One of the best things about acting is having the wherewithal to fully embrace just how ludicrous a job it is, and how ludicrous you are for wanting to do it. It is a foolish, childish, unimportant profession compared to 97.3% of others (clinically proven), and if you don’t retain a high level of awareness about it that’s when you’re at risk of turning into one of those total nobs whom everyone hates. Working in comedy in particular, thank fuck, keeps you hyper aware while ‘acting like a dick’ of the pitfalls of actually ‘being a dick’.

Let’s spell this out: I spent a week doing things like gargling water while humming Lady Gaga as a seal, singing Sweet Caroline badly as a bird of paradise, and finding just the right sort of lisp for a simpleton goat. I got driven to and from work, was bought breakfast and lunch, sat around with some lovely funny people, watched Come Dine With Me, and did a few voices in between. Now I’m pretty sure that’s not a proper job. I feel immensely guilty about it actually; I might not let them pay me. In fact, I might pay them.

No matter how peachy that all is, it’s sometimes quite easy to fall into nonchalance about it. Even astronauts must get bored. Even Buzz Aldrin must have huffed at the moon and wished he was at home eating cereal. No matter how grounded or humble actors remain while on a job, how lucky they remember to feel, how aware they are of the fact they might never work again if fortune (or casting director) decides to look them up and down and too-casually say “nah”, how utterly replaceable they are – the simple fact is they are being utterly spoilt in the meantime (in the nice comfy budgets of Tellyland at least) and the sulky teen that resides somewhere in us all is being coaxed to the surface. “These organic digestives are completely devoid of any taste.”, “My driver insisted on talking to me this morning when I was really busy trying to finish a tweet.”, “I can’t believe they forgot my wasabi!”

One afternoon, after a tough five minutes for us actors exploring the dynamic of a shoal of exuberant fish, Jude Law strolled past us in our corridor-cum-teenagers’ pit and reminded me that even though we were spoilt enough to be waiting for Wagamama lunches to be lovingly placed on our laps, we were amoebas next to him.
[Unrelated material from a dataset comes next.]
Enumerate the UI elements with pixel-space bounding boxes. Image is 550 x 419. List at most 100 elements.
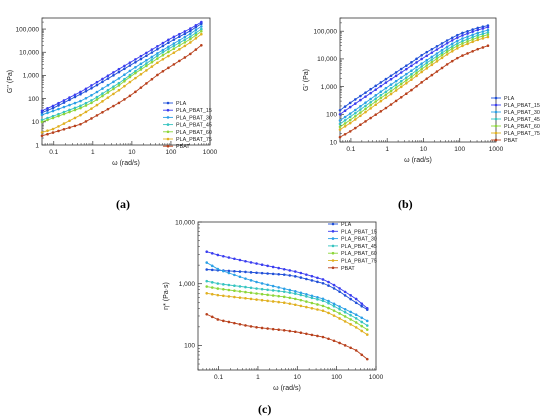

Dirty, ugly, poor ones. He floated through wearing garbs of cloth not spun on this earth, and we all fell silent. I glanced at my script. I was about to play a slightly confused wildebeest. Jude was probably going to re-do a line for a movie in which he played God – but, like, an extra hot version of God, with extra powers – like – hot but edgy award-winning ones. Even while remembering how fun this was, how lucky I am, I felt for one small moment like I would never achieve anything. Because I was not, nor would ever be Jude Law, and not just because I don’t have testicles. The hierarchy present in acting, as in all industries, flexed itself right there in front of me.

But then I remembered it didn’t matter. Because this was all playing. This job is silly. And playing God for Warner Brothers is just as silly as playing an amnesiac goldfish for the BBC, is as silly as playing the back-end of a pantomime horse, is as silly as rushing home from your office job to play an ‘urban’ Puck in bad am-dram Shakespeare, is as silly as playing Doctors & Nurses in a Wendy house. At its truest core, acting has no hierarchy. We are all just children, playing games.

I’ll be back on the tube next week, squished into the armpit of a tramp, trying not to puke, and I’ll try to remember to feel just as lucky as when I’m waiting for sushi, with a car outside to take me back home.

Maybe the tramp will have an Oscar tucked in his coat; forgotten, tarnished, but his.